Creating a 1D CNN using the
Tabular type is my plan, but I can’t find solid documentation on how to do this / any pre-trained models.
Any help or pointers would be appreciated
First question what is this data all about? What are the important features you would use to classify it?
If you wanna have an Introduction to the tabular learner have a look here: https://confusedcoders.com/data-science/deep-learning/how-to-apply-deep-learning-on-tabular-data-with-fastai
From my point of view you should calulate the full width at half max (FWHM), the intensity of the peak (max y value) and the point of the peak in x direction and use them as continuous variables in your tabular learner, this should work pretty fine. Maybe try to exclude the noise of your data beforehand.
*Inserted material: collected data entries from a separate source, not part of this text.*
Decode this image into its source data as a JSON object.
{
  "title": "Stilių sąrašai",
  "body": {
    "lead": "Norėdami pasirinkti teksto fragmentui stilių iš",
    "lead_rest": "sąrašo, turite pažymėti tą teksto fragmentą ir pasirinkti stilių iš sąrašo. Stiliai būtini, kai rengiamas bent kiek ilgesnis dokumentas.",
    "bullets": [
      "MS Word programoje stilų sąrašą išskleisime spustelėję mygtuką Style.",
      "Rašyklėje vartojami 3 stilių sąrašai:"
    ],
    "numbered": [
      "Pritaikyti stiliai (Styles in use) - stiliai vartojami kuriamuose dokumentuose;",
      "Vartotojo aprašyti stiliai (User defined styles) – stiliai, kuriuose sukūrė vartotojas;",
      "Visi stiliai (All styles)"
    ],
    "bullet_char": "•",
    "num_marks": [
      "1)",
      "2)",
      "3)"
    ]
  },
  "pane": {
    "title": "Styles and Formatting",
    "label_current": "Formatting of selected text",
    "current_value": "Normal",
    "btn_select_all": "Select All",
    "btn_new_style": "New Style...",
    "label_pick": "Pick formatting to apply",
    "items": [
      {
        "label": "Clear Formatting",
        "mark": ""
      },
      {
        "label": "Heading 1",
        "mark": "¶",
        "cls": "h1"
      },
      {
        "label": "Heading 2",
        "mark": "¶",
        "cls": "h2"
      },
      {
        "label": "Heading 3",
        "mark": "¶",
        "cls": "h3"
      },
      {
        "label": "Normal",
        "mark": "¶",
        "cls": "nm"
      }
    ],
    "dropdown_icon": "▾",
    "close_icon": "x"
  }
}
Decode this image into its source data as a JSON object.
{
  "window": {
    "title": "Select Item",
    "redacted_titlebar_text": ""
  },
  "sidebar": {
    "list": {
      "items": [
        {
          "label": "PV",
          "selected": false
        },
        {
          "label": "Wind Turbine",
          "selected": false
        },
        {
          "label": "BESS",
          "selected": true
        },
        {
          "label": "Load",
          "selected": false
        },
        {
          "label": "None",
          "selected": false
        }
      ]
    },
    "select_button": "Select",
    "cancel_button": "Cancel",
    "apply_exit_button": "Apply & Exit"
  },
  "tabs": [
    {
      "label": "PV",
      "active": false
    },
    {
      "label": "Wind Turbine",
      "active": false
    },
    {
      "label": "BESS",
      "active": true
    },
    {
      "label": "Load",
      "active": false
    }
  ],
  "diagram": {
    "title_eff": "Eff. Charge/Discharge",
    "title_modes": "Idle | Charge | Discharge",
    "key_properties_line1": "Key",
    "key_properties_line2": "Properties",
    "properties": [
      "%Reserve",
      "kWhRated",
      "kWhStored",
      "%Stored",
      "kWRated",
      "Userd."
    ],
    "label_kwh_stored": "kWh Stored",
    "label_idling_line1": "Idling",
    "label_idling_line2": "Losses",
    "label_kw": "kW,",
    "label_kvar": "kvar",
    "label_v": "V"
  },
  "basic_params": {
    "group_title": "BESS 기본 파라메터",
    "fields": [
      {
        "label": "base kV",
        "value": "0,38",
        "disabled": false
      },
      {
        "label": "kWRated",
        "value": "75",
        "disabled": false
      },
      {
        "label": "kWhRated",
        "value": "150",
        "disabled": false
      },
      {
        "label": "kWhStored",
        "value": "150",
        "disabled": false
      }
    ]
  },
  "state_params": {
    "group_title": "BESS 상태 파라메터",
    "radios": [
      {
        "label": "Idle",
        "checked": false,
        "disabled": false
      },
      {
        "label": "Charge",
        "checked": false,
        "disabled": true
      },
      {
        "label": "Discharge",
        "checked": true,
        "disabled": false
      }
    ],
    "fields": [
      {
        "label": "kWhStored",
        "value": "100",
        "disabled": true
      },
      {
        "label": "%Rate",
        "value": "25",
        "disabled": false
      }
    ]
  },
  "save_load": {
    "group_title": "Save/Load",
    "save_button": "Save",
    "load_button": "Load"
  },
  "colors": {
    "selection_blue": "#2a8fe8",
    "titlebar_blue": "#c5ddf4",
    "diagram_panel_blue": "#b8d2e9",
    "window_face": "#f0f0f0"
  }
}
If you have any categorical features (male, female, crystall structure etc.) that you know of use them too as input. (you can see how to do that in the provided example)
If you need more help you can also write me any time I’m happy to contribute.
If you were able to do it please tell me if it worked, I work with similar spectras in an other field of science and would be happy if we could work together.
The data is supposed to have peaks at specific points representing the sample composition and its relative concentrations. Unfortunately the peaks are hard to resolve due to noise that dwarfs the sample. This is introduced by the measurement such that data science techniques like a SVM are needed.
I wanted to try some transfer learning of a 1D CNN trained from something like this https://ieeexplore.ieee.org/document/8210784
Do you have any idea how I’d go about implementing it in Fast AI?
To be honest, I didn’t yet try out a lot of 1D data in FAST AI. I found this https://magenta.tensorflow.org/ddsp in the Fast AI audio threat (Deep Learning with Audio Thread) maybe you can learn something there because they basically also do at least some kind of signal processing. If I find out more, I’ll let you know.
I followed a tutorial on the fast ai docs. I subclassed the
Tabular datatype and set all the data to be continuous. I’ll share the code in another update once it’s production-ready.